Justiça Federal acolhe pedido do MPPA e MPF e declara ilegalidade do CEMEP no Pará
por PJ Agrária, com edição de Hannah Franco/Ascom
segunda-feira, 17 de novembro de 2025, 23h48
A Justiça Federal, por meio da 1ª Vara Cível da Seção Judiciária do Pará, acolheu os pedidos formulados na Ação Civil Pública nº 1002904-47.2020.4.01.3900, ajuizada inicialmente pelo Ministério Público do Estado do Pará (MPPA) em 2018, sob a coordenação das Promotorias de Justiça Agrárias, e posteriormente reforçada pelo Ministério Público Federal (MPF).
A decisão reconheceu a ilegalidade da implementação do Sistema Educacional Interativo (SEI), posteriormente substituído pelo Centro de Mídias da Educação Paraense (CEMEP), destinado ao ensino médio para povos e comunidades tradicionais do campo, das águas e das florestas.
Na sentença, o juízo constatou que o modelo educacional foi implantado sem regulamentação formal específica e sem a realização da consulta prévia, livre e informada, prevista na Convenção nº 169 da Organização Internacional do Trabalho (OIT) — requisito obrigatório para políticas públicas que impactam povos indígenas, quilombolas, ribeirinhos, extrativistas, agricultores familiares e demais comunidades tradicionais.
Segundo a decisão, a inexistência de ato normativo do Conselho Estadual de Educação também violou a Lei de Diretrizes e Bases da Educação (LDB), que permite o uso de mediação tecnológica apenas em caráter excepcional e mediante parâmetros técnicos definidos.
Atuação do MPPA em defesa da educação do campo
Desde o início do processo, o MPPA sustentou que o modelo adotado pelo Estado desconsiderou as realidades socioculturais das comunidades tradicionais e violou o direito à educação adequada às especificidades territoriais. Em manifestação nos autos, a promotora de Justiça Herena Neves Maués Corrêa de Melo destacou que o sistema reproduzia uma lógica de ensino urbanocêntrica, afastada das realidades do campo, “desmobilizando professores e alunos camponeses, quilombolas e indígenas de suas vivências e prejudicando o aprendizado repassado por docentes especializados”.

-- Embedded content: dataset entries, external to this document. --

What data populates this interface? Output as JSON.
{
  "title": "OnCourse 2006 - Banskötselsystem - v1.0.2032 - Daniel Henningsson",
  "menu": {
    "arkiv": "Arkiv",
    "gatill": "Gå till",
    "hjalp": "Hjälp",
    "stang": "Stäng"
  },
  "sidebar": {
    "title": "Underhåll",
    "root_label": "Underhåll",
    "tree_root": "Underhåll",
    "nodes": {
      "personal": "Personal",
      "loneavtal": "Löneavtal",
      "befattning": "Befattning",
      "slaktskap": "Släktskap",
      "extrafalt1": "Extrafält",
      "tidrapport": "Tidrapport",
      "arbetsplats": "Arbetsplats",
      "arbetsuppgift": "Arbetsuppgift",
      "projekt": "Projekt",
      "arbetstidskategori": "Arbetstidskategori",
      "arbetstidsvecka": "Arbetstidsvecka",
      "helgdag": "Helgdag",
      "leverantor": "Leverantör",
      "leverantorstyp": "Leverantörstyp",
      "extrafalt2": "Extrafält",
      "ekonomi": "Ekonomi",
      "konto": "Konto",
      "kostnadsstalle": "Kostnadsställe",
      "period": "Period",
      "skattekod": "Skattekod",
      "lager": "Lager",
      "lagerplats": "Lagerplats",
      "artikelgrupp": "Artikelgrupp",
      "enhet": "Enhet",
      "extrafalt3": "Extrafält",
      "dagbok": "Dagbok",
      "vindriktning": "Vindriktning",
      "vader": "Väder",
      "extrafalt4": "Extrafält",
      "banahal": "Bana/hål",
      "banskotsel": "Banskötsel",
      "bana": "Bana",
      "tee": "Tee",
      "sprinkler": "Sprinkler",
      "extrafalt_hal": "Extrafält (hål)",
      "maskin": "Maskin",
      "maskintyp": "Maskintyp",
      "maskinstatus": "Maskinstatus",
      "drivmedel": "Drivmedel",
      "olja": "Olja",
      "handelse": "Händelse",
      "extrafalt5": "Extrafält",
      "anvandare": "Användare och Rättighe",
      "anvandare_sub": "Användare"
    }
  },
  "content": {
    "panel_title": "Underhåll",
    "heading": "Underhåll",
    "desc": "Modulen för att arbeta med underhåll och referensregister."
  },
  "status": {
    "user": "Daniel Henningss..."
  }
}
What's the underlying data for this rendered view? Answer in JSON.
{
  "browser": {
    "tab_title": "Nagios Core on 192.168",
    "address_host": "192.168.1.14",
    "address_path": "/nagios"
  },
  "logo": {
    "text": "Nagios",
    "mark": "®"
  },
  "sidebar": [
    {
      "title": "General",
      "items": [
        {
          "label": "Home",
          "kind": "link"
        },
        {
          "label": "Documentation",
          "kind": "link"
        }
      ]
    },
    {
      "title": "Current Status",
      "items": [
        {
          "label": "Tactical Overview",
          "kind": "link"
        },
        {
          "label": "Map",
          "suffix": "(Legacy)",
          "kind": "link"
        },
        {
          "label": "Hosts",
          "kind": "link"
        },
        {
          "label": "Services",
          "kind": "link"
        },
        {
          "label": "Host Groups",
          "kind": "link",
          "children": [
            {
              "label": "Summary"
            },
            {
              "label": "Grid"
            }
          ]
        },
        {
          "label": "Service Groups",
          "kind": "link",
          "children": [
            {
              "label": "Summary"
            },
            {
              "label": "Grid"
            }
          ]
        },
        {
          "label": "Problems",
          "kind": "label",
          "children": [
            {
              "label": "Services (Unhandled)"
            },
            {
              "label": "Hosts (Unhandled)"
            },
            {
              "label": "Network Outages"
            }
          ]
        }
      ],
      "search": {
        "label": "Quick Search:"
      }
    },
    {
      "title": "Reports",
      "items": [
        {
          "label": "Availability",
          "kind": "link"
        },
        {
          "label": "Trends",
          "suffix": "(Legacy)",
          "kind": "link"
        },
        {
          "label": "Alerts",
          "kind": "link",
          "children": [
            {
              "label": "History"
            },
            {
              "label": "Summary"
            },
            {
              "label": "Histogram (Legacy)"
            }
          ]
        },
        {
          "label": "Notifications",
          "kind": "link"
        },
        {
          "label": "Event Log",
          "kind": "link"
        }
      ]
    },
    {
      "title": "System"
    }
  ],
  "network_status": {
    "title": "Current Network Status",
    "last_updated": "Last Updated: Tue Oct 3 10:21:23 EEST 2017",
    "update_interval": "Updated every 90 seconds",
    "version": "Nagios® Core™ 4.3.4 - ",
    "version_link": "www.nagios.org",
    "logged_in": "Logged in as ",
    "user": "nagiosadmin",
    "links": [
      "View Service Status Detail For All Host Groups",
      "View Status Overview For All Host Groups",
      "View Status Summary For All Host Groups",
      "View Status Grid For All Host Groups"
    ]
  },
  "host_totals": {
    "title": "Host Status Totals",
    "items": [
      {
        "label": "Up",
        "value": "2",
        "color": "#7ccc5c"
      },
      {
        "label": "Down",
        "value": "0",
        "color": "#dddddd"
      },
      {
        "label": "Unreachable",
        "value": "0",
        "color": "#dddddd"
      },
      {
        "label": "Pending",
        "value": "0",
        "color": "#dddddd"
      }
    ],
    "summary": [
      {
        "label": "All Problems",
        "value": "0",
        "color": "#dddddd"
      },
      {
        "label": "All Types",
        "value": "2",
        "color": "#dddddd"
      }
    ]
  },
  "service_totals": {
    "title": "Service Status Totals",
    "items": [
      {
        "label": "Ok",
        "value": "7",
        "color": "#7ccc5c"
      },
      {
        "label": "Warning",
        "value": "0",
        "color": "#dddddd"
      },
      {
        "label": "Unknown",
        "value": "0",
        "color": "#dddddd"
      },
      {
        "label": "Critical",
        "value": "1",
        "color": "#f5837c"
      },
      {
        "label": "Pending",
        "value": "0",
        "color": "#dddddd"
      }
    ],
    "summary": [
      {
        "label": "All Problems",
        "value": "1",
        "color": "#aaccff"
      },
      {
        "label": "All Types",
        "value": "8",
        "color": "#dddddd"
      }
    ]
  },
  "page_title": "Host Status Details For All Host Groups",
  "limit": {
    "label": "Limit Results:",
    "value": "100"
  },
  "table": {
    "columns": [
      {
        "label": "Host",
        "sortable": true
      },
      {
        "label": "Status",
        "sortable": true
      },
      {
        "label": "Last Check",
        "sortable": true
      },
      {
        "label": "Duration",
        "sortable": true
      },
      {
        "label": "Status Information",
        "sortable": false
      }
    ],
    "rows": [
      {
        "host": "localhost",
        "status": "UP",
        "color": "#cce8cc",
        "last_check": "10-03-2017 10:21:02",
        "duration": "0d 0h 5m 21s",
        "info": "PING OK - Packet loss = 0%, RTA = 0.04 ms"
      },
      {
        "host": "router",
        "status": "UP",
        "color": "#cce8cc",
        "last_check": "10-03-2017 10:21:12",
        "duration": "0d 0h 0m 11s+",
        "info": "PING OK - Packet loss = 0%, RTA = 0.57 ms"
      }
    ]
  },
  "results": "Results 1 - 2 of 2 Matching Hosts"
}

A promotora também apontou que a substituição do ensino presencial por aulas transmitidas via estúdios urbanos representava um retrocesso pedagógico, semelhante a um “telecurso”, incapaz de atender às diretrizes dos artigos 26 e 28 da LDB e aos decretos federais que regulamentam a Educação do Campo.
O MPPA ainda demonstrou que o programa ignorou o direito à participação social e afastou práticas pedagógicas próprias dos territórios tradicionais, comprometendo o padrão mínimo de qualidade exigido pela legislação.
A decisão judicial confirmou as violações apontadas, reconhecendo a necessidade de um processo consultivo e regulatório que observe a autonomia, os modos de vida e as demandas específicas das comunidades tradicionais.
Embora tenha declarado a ilegalidade, o juízo concedeu ao Estado um prazo de 150 dias para editar o ato normativo exigido e adequar o modelo, a fim de evitar prejuízos imediatos a milhares de estudantes que dependem do serviço educacional. Após o prazo, a continuidade do programa sem regulamentação acarretará multa diária.
A decisão representa uma vitória histórica para as populações tradicionais e para a educação pública do Pará, reafirmando que políticas educacionais destinadas a povos do campo devem ser construídas com participação social, respeito às diferenças, segurança jurídica e observância aos instrumentos de proteção coletiva.
Para o Ministério Público, o reconhecimento judicial da ilegalidade reforça a importância da atuação conjunta das Promotorias Agrárias, que desde 2018 vinham acompanhando as comunidades afetadas, realizando inspeções e promovendo diálogos para assegurar que seus direitos fossem respeitados.
A ação contou com a assinatura, na petição inicial, dos seguintes membros do MPPA: Sabrina M. Napoleão Kalume, Maria das Graças Corrêa Cunha, Herena Neves Maués Corrêa de Melo, Regina Célia Taveira da Silva, Marieta Corrêa Hage, Darlene R. Moreira, Waldir Macieira de Costa Filho, Frederico Augusto de Moraes Freire, Érika Menezes de Oliveira, Nadilson Pontes Gomes, Angela Maria Balieiro Queiroz, Bruno Saravalli Rodrigues, Eliane Cristina Pinto Moreira, Ioná Silva de Sousa Nunes, Sabrina Said Daibes de Amorim Sanchez e Louise Rejane Araújo da Silva.